Each database that uses transactional replication has its own Log Reader Agent that runs on the distributor and monitors that database's transaction log on the publisher. Only one Log Reader Agent per database is used, regardless of the number of publications that are defined on a database.

The Log Reader Agent runs on the distributor on a schedule that is determined at the time that the publication is created. The Log Reader Agent will run either on a regularly scheduled basis or continuously, whichever you choose. When the Log Reader Agent runs, the sequence of events is as follows:

The Log Reader Agent reads the publication system's transaction log and creates a list of any INSERT, UPDATE, or DELETE statements, and other modifications to the data that have been marked for replication, including table drops, column definition changes, and so on.
The Log Reader Agent processes the data from the transaction log and performs any filtering that has been defined on the articles. This includes all horizontal and vertical filtering.
These modifications are batched and sent to the distribution database on the distributor. Within the distribution database there are multiple tables that keep track of replication changes and tasks. The modifications to the publisher that must be propagated to the subscribers are kept in a table called MSRepl_commands. This table holds the actual replication commands in a compressed format. The MSRepl_commands table contains one row for each insert, update, and delete for each article that has been defined. If a modification is made to a table on the publishing database that is contained in multiple articles, that change will be duplicated in the distribution database. For example, if table A is contained in three articles, an update to A will cause three rows to be created in the distribution database.
After each batch has been successfully sent to the distribution database, the transactions in the batch are committed. If the commit fails, an error message will be written to the agent error log.
Following the successful commit of the changes to the distribution database, the Log Reader Agent marks the last change included in the most recent replication operation so that changes are not repeated.
Once the transaction has been read from the transaction log and committed into the distribution database, the Log Reader Agent marks those rows in the transaction log as eligible to be truncated.

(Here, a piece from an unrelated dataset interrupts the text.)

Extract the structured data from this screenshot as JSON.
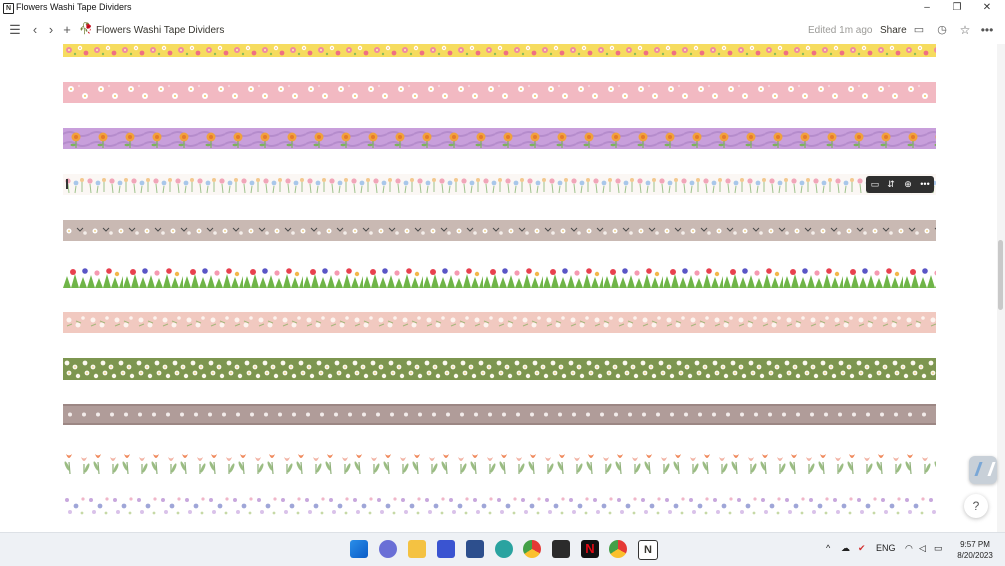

Every modification in the publication database will create at least one entry in the distribution database. In some cases, a modification in the publication database will cause multiple entries to be created in the distribution database. Those cases are described here:

An insert into a table will create an insert into the distribution database for every article that the table is a member of. If a table exists in two different publications, it will be defined as two separate articles. Both articles will have a row in the distribution database for each insert, update, and delete from the publication database.
An update or delete that affects multiple rows will create a row in the distribution database for each row affected. The SQL statement that performs an update to or a delete of multiple rows will cause the Log Reader Agent to create an individual command in the distribution database for each row that is affected. The WHERE clause in the SQL statement is converted to a WHERE clause that specifies a row in the database based on the primary key value. For example, an update that affects all the rows in a 10-row table will create 10 entries in the distribution database, each specifying the primary key values in the WHERE clause.